Two other CUP members decided to abstain, in a miserable attempt to posture as critics of the CUP’s de facto transformation into an appendage of Together for Yes.

Opposing Puigdemont were the 63 votes against of the opposition deputies from the anti-separatist Citizens Party, the Catalan Socialist Party, the PP, and the Podemos-backed Catalonia Yes We Can.

During the investiture debate, Puigdemont promised to continue the pro-separatist course, arguing that he was obeying the democratic mandate of September 27 Catalan elections.

This is a political fraud. It was Together for Yes that proclaimed the elections, after an attempted referendum was ruled out, to be a plebiscite on independence. However, they did not win a majority for their candidature; based on their own arguments, they do not have a democratic mandate for secession. Together for Yes and the CUP collectively obtained only 48 percent of the popular vote.

Puigdemont stated that the road map towards independence would continue and called on all parties to “start working in light of the [pro-independence] declaration approved by the Parliament on the 9th of November”.

This refers to the resolution passed on that day, illegalised by Spain’s Constitutional Court, that pledges “disconnection from the Spanish state” in favour of the “beginning of the process towards the creation of an independent Catalan state in the form of a republic”. The resolution adds that the Catalan regional parliament will not be bound by Spain’s institutions, including the Constitutional Court that illegalised the document, and calls for an independent social security system and tax authority.

Puigdemont continued: “Our duty is to comply with the democratic mandate of the Parliament, because it was approved, because it is this Parliament’s will, the citizens’ will”. He promised to “start negotiations with the Spanish State, with Europe and with the international community” for the declaration on independence “to achieve recognition”.

Puigdemont said this was no time for “cowards” and defined himself as the premier of the “post-autonomous region and pre-independence era”.

Pseudo-left CUP spokeswoman Anna Gabriel made it clear that they had no substantive differences with the pro-austerity Together for Yes. Their main role would be the most vigilant secessionist force, she declared—that, is making sure that the CDC and ERC, which only recently transformed themselves into separatist parties, would continue the independence process.

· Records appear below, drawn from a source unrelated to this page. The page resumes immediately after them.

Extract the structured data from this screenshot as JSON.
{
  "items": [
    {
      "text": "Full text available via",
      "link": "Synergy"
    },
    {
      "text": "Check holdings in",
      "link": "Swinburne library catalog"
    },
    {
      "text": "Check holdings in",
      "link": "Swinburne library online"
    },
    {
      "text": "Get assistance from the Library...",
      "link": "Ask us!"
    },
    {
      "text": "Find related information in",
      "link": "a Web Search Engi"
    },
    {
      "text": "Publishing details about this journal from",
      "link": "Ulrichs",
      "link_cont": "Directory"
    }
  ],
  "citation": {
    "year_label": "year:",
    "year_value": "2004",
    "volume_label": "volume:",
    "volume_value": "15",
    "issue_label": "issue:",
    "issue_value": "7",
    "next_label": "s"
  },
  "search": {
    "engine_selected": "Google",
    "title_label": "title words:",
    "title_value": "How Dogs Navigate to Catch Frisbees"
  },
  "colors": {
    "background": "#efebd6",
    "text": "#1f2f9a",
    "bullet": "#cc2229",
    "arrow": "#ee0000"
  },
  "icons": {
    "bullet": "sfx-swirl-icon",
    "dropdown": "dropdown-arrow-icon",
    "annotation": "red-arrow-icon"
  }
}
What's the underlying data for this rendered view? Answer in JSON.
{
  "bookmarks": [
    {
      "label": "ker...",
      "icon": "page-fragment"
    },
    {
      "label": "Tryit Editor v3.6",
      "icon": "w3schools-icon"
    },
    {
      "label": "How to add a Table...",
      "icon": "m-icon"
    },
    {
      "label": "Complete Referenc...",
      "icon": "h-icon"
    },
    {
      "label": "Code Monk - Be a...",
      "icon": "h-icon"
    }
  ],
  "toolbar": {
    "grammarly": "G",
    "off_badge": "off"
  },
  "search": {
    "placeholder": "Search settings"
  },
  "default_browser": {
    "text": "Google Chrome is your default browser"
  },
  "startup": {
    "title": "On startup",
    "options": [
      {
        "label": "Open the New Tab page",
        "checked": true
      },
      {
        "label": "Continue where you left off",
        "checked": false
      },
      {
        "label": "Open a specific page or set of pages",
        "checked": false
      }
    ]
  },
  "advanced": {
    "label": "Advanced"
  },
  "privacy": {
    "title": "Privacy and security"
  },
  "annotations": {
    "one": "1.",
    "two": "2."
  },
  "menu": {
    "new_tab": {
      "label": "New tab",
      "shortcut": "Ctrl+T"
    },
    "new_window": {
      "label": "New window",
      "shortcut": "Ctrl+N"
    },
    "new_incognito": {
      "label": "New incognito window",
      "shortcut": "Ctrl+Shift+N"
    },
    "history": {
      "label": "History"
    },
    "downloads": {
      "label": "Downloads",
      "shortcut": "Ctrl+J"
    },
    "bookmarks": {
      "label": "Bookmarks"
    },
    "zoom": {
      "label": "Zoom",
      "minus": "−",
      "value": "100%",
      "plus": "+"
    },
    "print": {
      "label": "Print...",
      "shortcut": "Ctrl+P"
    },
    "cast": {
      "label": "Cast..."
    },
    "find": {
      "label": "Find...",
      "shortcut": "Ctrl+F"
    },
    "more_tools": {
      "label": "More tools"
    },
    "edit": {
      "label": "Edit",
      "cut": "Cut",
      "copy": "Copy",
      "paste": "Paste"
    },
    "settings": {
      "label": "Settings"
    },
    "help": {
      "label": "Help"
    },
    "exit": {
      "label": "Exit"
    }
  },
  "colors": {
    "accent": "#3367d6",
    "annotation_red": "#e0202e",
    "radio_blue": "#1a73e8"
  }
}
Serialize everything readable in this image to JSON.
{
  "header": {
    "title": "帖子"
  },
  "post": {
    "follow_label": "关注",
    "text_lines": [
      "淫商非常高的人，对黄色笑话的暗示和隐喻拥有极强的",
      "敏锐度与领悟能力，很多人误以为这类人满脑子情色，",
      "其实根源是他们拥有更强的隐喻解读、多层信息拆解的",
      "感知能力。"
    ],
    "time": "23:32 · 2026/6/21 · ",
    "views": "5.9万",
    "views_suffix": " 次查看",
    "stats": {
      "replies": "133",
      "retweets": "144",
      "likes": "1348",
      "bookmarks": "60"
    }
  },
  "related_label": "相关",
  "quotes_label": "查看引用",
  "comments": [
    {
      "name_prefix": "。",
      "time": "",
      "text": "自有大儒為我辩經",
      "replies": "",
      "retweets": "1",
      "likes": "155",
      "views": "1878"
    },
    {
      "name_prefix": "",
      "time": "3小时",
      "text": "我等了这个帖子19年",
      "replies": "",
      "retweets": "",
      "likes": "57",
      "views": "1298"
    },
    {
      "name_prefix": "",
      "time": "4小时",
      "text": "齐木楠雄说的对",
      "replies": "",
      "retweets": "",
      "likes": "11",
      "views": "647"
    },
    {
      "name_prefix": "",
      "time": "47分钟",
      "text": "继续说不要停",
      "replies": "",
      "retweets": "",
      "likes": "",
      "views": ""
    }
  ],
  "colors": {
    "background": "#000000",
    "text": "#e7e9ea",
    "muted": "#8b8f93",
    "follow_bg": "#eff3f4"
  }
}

In a friendly tone, she stated, “Carles, you have the challenge of opening the process, of creating the most transverse project, but without unnecessary delays. We have to close stages that we will not be able to open again. We have the opportunity to begin a new path”.

“We make a gesture of trust”, she stated, “because we believe that we have agreed on setting the basis to build the new Catalan republic”.

One after another, the anti-secessionist parties spoke to oppose the new premier in defence of the unity of Spain and Spanish legality, accusing the separatists of, in words of the right-wing Citizens Party, of wanting “to divide Catalan society”.

Catalonia Yes We Can criticised unilateral independence, and Podemos leader Pablo Iglesias has called on interim Prime Minister Mariano Rajoy to carry out dialogue with Puigdemont and the Catalan government. Podemos aims at giving concessions to the Catalan bourgeoisie to put an end to the secessionist process and the political crisis that has emerged after their bid for independence.

Rajoy, amidst a context where a hung parliament awaits to invest a new prime minister, warned that he would not allow “a single action which would contravene Spain’s unity and sovereignty, which would go against the law and against the courts’ decisions”. He stated that the secessionist resolution “doesn’t exist”, since the Constitutional Court has annulled it.

Following this, he warned the Catalan government that even though a new government has still not been elected, his government would continue to firmly defend “Spain’s unity and the democratic coexistence of our common project”.